The New York Times
August 14, 2020
By Elisabetta Povoledo and Anatol Magdziarz
Pope Francis accepted the resignation of Archbishop Slawoj Leszek Glodz of Poland, a move seen as a subtle rebuke. But far more is needed to address the abuse of children by priests, advocates say.
Pope Francis this week accepted the resignation of the archbishop of Gdansk, Poland, who has been accused of protecting priests facing allegations of child abuse, a step seen as a subtle rebuke but also criticized as inadequate.
The archbishop, Slawoj Leszek Glodz, had offered his resignation upon reaching the retirement age of 75, as protocol demands, but bishops are typically allowed to keep their positions past that time.
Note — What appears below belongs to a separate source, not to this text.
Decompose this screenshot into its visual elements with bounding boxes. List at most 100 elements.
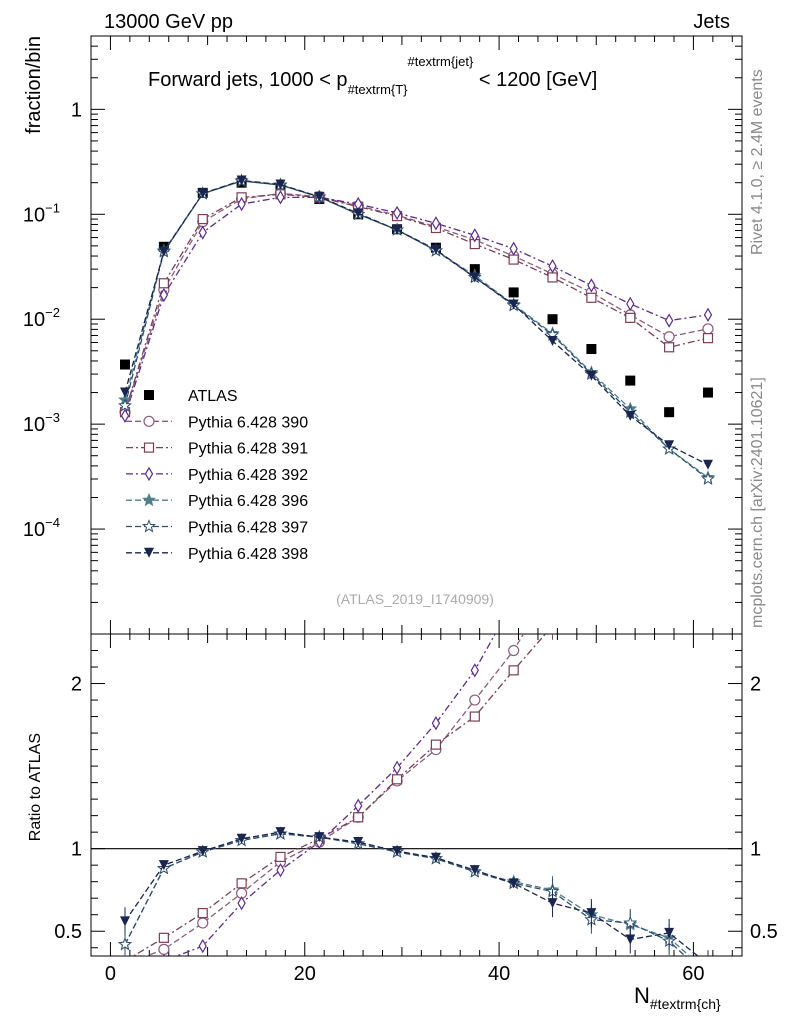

The pope’s decision to accept Archbishop Glodz’s resignation on his birthday was interpreted by many as an admonishment of the church hierarchy in Poland, which has long been accused of putting the institution’s image above the rights of abuse victims.
For some critics, the perceived rebuke was too little, too late.
“It was an insufficient move,” said Anne Barrett Doyle, co-director of BishopAccountability.org, a group that tracks abuse in the church. “The Pope has promised accountability for bishops who cover up. He has also talked about proportionality of punishment for accused priests, but this is the mildest of sanctions.”